By David LaRocca for the Cornell Chronicle

The Association for Computational Linguistics (ACL) awarded its 2021 Distinguished Service Award to Lillian Lee, the Charles Roy Davis Professor in the departments of computer science and information science in the Ann S. Bowers College of Computing and Information Science, for her extended service to the Transactions of the ACL (TACL), which has become, along with Computational Linguistics, “one of the most influential publication venues in the field.” Lee was appointed Editor-in-Chief of TACL in 2013 and remained in that role until 2019.

At the 59 annual meeting of the ACL, Lee was celebrated as an accomplished and award-winning researcher in natural language processing, especially noted for her contributions to sentiment analysis, semantics, and the intersection of natural language processing (NLP) and social sciences.

Along with this latest prestigious honor, Lee is also a Fellow of the ACL, the Association for Computing Machinery (ACM), and the Association for the Advancement of Artificial Intelligence (AAAI). She received her undergraduate degree at Cornell in math and computer science (1993) and her Ph.D. in computer science at Harvard (1997). Immediately upon earning her doctorate, she joined the faculty of the computer science department at Cornell.

As noted by the awards committee, “her tireless work was essential to all aspects of TACL’s proper and successful functioning. She played a crucial role both in routine day-to-day tasks, as well as a leadership and strategic planning role in defining TACL policies and setting it up for continued future growth.” In the process, she “transformed the journal from its initial stages of development” into the “well-organized operation” it is today.

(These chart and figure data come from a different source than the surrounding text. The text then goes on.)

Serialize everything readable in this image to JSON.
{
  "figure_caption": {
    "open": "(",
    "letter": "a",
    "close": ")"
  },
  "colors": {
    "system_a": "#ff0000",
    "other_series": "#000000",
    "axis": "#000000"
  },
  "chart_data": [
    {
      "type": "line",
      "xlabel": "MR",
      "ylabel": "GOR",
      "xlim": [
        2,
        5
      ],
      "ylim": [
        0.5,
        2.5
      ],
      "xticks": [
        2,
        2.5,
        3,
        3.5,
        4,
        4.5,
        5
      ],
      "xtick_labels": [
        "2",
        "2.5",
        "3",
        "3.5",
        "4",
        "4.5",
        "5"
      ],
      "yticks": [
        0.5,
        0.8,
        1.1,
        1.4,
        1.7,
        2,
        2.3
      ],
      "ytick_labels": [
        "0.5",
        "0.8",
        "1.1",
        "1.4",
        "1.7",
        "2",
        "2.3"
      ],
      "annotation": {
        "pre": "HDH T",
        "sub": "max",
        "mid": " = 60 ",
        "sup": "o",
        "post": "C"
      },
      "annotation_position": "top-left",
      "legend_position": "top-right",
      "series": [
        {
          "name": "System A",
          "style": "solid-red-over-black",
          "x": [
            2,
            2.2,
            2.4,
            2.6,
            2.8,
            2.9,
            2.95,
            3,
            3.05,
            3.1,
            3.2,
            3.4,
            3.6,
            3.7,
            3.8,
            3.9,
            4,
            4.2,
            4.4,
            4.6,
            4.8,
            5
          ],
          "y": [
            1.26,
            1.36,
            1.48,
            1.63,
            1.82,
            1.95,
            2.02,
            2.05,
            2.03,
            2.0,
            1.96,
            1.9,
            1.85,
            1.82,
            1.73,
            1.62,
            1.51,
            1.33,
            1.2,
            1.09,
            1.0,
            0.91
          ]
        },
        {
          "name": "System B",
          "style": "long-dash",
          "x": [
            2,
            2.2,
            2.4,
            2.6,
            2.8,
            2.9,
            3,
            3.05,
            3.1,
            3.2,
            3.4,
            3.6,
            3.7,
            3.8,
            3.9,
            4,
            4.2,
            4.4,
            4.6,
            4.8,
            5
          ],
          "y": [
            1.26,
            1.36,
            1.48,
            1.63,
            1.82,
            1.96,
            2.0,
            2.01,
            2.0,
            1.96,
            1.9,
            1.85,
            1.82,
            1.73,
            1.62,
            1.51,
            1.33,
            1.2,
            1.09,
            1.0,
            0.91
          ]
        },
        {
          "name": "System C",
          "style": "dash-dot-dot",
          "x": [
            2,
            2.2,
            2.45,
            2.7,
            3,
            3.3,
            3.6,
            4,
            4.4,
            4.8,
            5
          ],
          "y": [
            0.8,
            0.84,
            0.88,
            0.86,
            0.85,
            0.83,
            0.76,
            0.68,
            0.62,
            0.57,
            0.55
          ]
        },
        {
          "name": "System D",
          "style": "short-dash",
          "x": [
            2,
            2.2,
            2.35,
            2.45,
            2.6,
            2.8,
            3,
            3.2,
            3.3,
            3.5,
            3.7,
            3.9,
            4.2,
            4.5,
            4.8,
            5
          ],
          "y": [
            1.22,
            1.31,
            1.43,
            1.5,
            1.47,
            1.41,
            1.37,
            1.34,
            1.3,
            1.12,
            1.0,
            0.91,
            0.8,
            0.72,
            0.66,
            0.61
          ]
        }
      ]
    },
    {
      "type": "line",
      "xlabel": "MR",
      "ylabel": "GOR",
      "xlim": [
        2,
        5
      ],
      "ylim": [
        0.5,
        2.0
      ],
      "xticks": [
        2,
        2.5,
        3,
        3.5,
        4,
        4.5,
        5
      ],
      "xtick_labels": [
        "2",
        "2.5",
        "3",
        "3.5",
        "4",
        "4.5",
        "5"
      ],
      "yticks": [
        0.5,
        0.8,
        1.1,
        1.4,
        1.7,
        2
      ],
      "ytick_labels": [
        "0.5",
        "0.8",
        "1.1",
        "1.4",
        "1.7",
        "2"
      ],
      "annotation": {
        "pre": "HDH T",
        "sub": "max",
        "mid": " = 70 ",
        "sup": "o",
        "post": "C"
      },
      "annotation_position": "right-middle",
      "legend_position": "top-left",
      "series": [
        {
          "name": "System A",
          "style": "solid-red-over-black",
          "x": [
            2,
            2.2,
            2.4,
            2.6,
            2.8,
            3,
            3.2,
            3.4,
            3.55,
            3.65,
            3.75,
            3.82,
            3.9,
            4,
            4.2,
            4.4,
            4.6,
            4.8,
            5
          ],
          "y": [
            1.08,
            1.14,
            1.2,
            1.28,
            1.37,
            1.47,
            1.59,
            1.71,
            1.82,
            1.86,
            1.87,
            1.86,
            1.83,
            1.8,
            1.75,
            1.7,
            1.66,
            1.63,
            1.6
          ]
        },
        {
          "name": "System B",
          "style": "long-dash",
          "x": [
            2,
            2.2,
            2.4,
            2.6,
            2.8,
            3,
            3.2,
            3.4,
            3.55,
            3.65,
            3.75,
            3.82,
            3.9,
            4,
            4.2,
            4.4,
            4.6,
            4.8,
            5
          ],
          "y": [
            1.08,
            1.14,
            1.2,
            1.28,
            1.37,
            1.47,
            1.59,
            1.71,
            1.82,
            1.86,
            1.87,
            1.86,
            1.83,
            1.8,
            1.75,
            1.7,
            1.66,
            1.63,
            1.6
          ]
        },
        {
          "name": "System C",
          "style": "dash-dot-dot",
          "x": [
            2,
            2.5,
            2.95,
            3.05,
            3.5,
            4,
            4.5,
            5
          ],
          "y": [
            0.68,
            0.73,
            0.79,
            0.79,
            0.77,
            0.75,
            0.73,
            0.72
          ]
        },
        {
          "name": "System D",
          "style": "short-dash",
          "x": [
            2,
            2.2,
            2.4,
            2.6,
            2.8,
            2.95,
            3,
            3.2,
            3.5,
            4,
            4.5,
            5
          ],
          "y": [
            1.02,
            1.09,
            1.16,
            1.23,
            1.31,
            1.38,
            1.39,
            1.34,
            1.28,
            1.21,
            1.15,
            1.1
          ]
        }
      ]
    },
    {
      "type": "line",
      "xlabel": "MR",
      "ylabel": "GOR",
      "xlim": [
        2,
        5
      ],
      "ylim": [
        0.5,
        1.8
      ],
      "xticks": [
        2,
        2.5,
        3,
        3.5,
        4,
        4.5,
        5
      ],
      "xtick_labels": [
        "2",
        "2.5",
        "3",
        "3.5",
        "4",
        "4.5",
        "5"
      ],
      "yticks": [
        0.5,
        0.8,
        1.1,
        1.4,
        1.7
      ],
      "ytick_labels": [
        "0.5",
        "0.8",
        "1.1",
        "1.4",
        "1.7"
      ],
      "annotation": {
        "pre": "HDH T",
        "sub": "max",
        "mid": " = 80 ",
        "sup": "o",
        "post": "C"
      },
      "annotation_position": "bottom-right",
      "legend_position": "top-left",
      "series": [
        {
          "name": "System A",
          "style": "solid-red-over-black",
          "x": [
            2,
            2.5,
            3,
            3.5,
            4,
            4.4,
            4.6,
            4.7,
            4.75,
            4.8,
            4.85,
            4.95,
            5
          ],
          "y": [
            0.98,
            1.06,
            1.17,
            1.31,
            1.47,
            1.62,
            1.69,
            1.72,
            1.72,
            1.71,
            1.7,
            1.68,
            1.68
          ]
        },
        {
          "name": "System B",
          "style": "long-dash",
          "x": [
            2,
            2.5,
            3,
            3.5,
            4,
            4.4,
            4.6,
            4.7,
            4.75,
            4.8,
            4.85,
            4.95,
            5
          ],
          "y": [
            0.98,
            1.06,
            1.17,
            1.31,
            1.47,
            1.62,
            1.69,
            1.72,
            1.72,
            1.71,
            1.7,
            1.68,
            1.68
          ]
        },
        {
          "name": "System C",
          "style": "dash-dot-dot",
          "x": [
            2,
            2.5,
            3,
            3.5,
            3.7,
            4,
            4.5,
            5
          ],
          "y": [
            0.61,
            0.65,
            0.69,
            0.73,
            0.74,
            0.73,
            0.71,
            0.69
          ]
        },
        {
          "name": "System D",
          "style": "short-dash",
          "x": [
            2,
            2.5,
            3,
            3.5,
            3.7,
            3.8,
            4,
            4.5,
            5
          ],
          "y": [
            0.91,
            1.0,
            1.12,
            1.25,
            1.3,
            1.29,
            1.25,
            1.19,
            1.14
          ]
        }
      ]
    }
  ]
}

Lee presented remarks at the conference. She said receiving the award is a “huge honor.” With characteristic generosity, she devoted a lot of her time accepting the award to highlighting all of the people who assisted her during her years with the TACL, including Cindy Robinson, the TACL Steering Committee, fellow Editors-in-Chief, and her graduate students, among others.

Upon the completion of her celebrated six-year tenure as Editor-in-Chief of TACL, members of the ACL wiki shared praise, emphasizing that her “single-minded leadership and persistent hard work on behalf of the journal is, more than any other factor, responsible for its transition from an initial homespun proof-of-concept to an institution with the policies and procedures to permit relatively straightforward transitioning of editorship.”

Her colleagues noted that “no problem was too specific or too general for Lillian to work to solve—she wrote code and performed system administration tasks, drafted many of the journal’s explicit policies on topics large and small, and advocated for important initiatives to the ACL executive board,” even as she also managed the monthly submission process.